A couple of new language constants have been added. If you are a translator, please check the lang/serendipity_lang_XX.inc.php file of your own language (also the file in the UTF-8 subdirectory) and contribute translations. Be also aware that we plan to soon rephrase some of the language constants currently used in 1.7, which will be put to the bottom of the language file for translators to check if they still match properly.
Accompanying Serendipity 2.0 is our new tool Metatron which can perform a number of administrative tasks on the command line. Still in its early stages, Metatron can be helpful for administrators and Serendipity developers. It currently prints out a lot of information about a Serendipity installation, flushes the file cache, and can be used to moderate comments. More features are planned according to user feedback. Metatron is based on the Symfony2 Console component.
Upgrading to Serendipity 2.0 from older versions still works the same like in any other upgrade. Before you upgrade, you should make sure to update all used plugins, so that they work fine with Serendipity 2.0. If you do hit problems, have suggestions or get errors, please do report them on the Serendipity Forums (http://board.s9y.org). If you are using your blog from a github "master" checkout, this now represents our development branch for a future 2.1 version, on top of that the branch "2.0" (that existed before for the development) will be maintained for future 2.0.x patch versions. Check out this board posting about commit policy for information.
Serendipity 2.0 requires at least PHP 5.3.
Many, many thanks to the team (in no specific order): onli, YellowLed, mattsches, Ian, and many users on the forums giving feedback and their testing.
A few weeks ago, we were contacted by the team at SecurifyLabs to evaluate the option of adding Serendipity to the list of their portolio supported projects.
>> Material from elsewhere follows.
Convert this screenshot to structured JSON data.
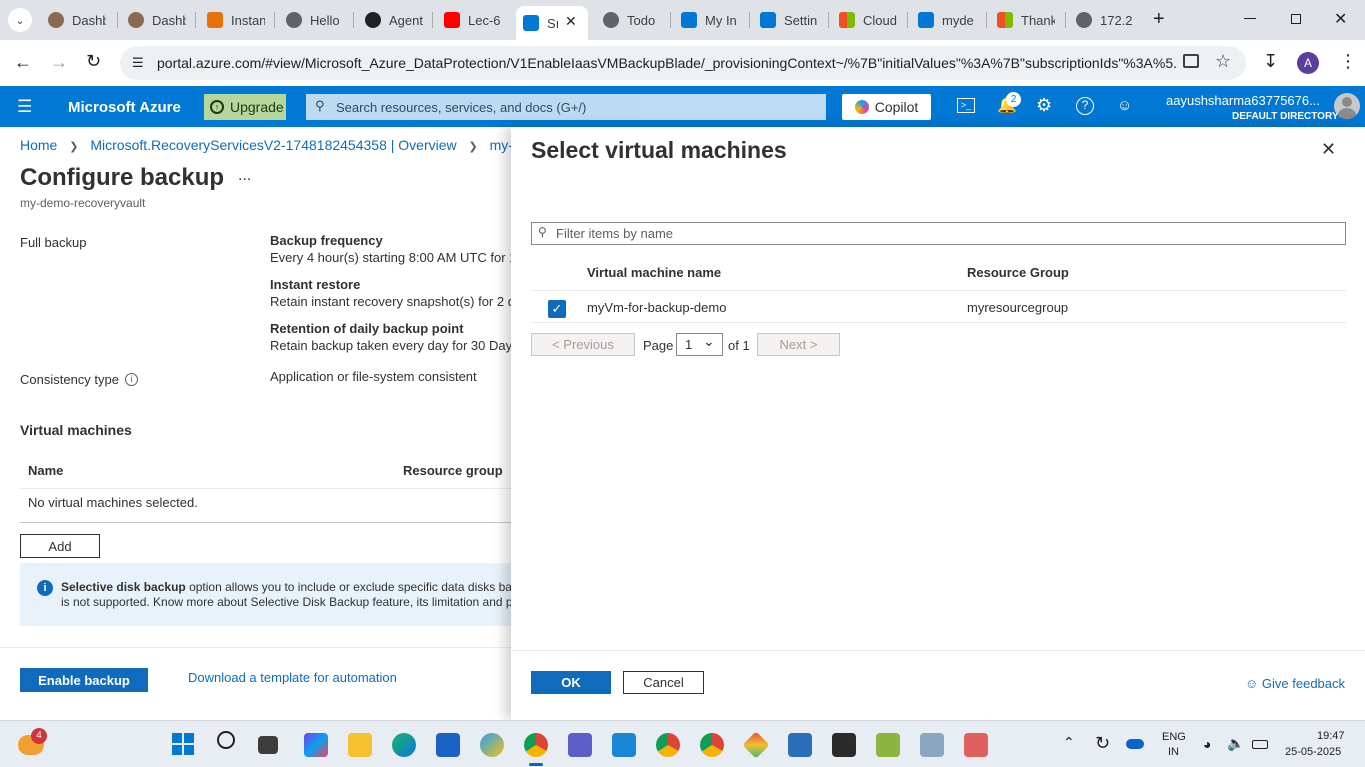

SecurifyLabs is a security company that addresses the need of Administrators to minimize the risk of security issues in OpenSource-applications. By paying for their service, they will assess and help secure your server that hosts Serendipity as well as perform deep analysis on Serendipity's source code, and communicate directly with us in case they find code issues.
This benefits users who want to make sure that the software they deploy is "safe" as well as the Serendipity project, who can build a safer codebase.
Many OpenSource applications today cannot afford the costs of deep security analysis, and only rely on coding standards, user feedback and expertise of their developers. SecurifyLabs tries to shift those costs away from the project itself, on to customers who actually rely on the safe software.
This is why we fully appreciate such a "on-demand" service. If you use Serendipity inside a commercial project, or are planning to use it, check out the details on SecurifyLabs. Funding can be checked on their funding page.
A possible XSS attack vector was found and reported by Steffen Rösemann (many thanks!), which would not properly escape blog comments displayed in the admin start page. The 2.0-rc2 addresses this issue. We are thankful to be able to fix this issue in our road to the 2.0 final release.
The patch is quite easy, so if you do not want to upload the whole release package, you can manually apply this patch to templates/2k11/admin/overview.inc.tpl.
Another issue that Steffen addresses in his advisory is that by default editors are allowed to post HTML to blog entries. This is a choice we made by default, to trust in the actual blog editors. If this is not the case in your installation, you should install the serendipity_event_xsstrust plugin, which specifically allows you to block HTML code for entries made by blog editors.
The new release can be found as usual on our download page.